Fantasia
 
La notte scorre lenta tra noi mentre le braccia del mio amore mi avvolgono, protettive.
“Lui” è protettivo con me… lui, il mio Shun mi stringe  a se come se avesse paura che qualcuno potesse portarmi via da lui.
Abbasso un po’ il viso e lo bacio sui capelli morbidi che mi solleticano il collo…oggi è un anno e tre settimane che vivo da solo.
Oggi, come un anno fa, io e Shun ci siamo messi insieme.
Dopo la battaglia con Hades il mondo aveva ripreso la sua corsa folle, ignaro di quello che lo aveva sfiorato.
Io, come gli altri miei fratelli del resto, non riuscivo a dimenticare quello che era successo e, notte dopo notte, rivivevo l’attimo eterno in cui il mio maestro Camus si era voltato verso di me, il modo in cui mi aveva sorriso…la sua dolcezza immensa.
Quella dolcezza che io ero certo lui avesse nel suo cuore.

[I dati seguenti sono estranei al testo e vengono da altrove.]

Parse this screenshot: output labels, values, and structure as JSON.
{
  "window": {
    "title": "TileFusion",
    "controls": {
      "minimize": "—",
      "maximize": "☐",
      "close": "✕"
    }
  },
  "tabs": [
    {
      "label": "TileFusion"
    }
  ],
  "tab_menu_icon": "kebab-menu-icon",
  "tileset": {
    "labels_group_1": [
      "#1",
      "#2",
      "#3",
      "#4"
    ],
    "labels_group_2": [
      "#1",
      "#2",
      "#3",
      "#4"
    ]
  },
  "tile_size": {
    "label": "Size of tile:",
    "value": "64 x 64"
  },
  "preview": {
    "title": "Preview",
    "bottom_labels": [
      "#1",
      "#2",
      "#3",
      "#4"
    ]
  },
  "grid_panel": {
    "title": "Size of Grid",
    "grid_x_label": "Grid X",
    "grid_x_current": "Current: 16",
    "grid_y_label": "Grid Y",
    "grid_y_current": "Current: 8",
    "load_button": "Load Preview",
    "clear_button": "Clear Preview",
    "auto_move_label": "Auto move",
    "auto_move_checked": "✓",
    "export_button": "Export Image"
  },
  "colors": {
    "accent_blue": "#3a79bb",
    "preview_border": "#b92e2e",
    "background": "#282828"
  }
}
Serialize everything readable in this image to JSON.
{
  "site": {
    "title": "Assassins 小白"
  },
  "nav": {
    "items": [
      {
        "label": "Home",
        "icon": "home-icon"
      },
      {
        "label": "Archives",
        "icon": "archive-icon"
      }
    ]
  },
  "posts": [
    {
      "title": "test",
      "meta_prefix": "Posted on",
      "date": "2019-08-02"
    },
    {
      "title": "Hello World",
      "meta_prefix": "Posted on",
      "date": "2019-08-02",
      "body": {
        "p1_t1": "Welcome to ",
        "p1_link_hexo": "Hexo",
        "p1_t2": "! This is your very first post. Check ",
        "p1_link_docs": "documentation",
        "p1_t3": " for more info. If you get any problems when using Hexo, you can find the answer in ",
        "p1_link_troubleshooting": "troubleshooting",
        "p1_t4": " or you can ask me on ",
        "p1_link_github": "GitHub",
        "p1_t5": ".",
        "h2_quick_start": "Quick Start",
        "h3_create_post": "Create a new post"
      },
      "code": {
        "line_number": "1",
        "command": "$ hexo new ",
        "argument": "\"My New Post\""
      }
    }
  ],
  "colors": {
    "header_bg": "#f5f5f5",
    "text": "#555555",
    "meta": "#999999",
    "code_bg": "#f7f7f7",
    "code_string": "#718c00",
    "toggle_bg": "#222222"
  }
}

E poi era diventato vento.
Risento nelle orecchie il mio grido di dolore che si mescola con quello che ogni notte non riuscivo a trattenere.
Anche Seiya urlava… sul suo corpo cicatrici che forse, con il tempo, sarebbero guarite…nella sua anima invece segni indelebili, per ricordargli che lui aveva dato la sua vita per la giustizia.
Per la speranza.
Shiryu non urlava ma ogni notte lo sentivo voltarsi nel letto…la sua camera era di fianco alla mia e le volte in cui camminava sul pavimento senza sosta erano molto di più di quelle in cui si addormentava, sfinito.
Shun… lui non faceva niente.
Notte dopo notte dopo notte combatteva la sua battaglia personale contro quella parte di se stesso che moriva dal dolore, senza emettere un solo lamento.
Senza far pesare su di noi la sua battaglia personale.
Lasciai io per primo.
Mi cercai un appartamento avvisando solo Lady Saori e me ne andai lontano da quella casa… sperando di riuscire così a tornare a vivere senza il peso di due occhi verdi che mi scavavano l’anima.
Senza la mia impotenza che mi assaliva ogni mattina, quando lo vedevo arrivare in silenzio, con le occhiaie e la pelle sempre più trasparente.
Un appartamento …diciamo una stanza e mezza va… giusto per essere più chiari.
Ma a me bastava… bastava per provarci almeno…a ricominciare.
Tre settimane dopo, il 9 Settembre per essere esatti, mi stavo preparando per tornare nella villa e fare gli auguri al mio piccolo amore… dandogli anche il regalo che gli avevo comperato.
Un libro.
Nulla di più anonimo…era un libro di poesie di un autore Russo… forse anonimo si… ma speravo che li Shun potesse trovare una chiave per arrivare a… dove?
A me forse?
Ero veramente disperato per non rendermi conto di quello che stavo facendo… e di chi avevo lasciato.
Me ne resi conto quando la porta suonò e lui si presentò li, davanti a me.
Pallido, dimagrito… i capelli ancora più lunghi di come li ricordavo…e gli occhi che bruciavano di determinazione.
<< Sono venuto per invitarti alla festa alla villa stasera…>>
lo guardai a bocca aperta…una…una festa?
Lui continuò imperterrito, le guance in fiamme ma lo sguardo deciso
<< per il mio compleanno…è stata Lady Saori a insistere e devo dire che ha ragione…dobbiamo ricominciare a vivere.
E credo  che questo sia il momento giusto.
Non perché io sia così immodesto da ritenermi importante…>>
Non lo feci finire.
Mi feci da parte afferrandolo per un braccio e facendolo entrare.
Stava dicendo un mucchio di sciocchezze…tirai fuori un filo di voce… la sua pelle era liscia, morbida…calda sotto le mie dita.
Gli lasciai il braccio a malincuore e feci il sorriso più sincero che riuscii a racimolare…
<< Mi hai preceduto…stavo per venire a portarti il mio…regalo>>
Ero imbarazzato accidenti… come potevo io, Hyoga essere sul punto di balbettare?
Che potere aveva su di me quel piccolino dopo soltanto tre settimane che non lo vedevo?
Tre settimane…avevo fatto passare tre settimane senza di lui.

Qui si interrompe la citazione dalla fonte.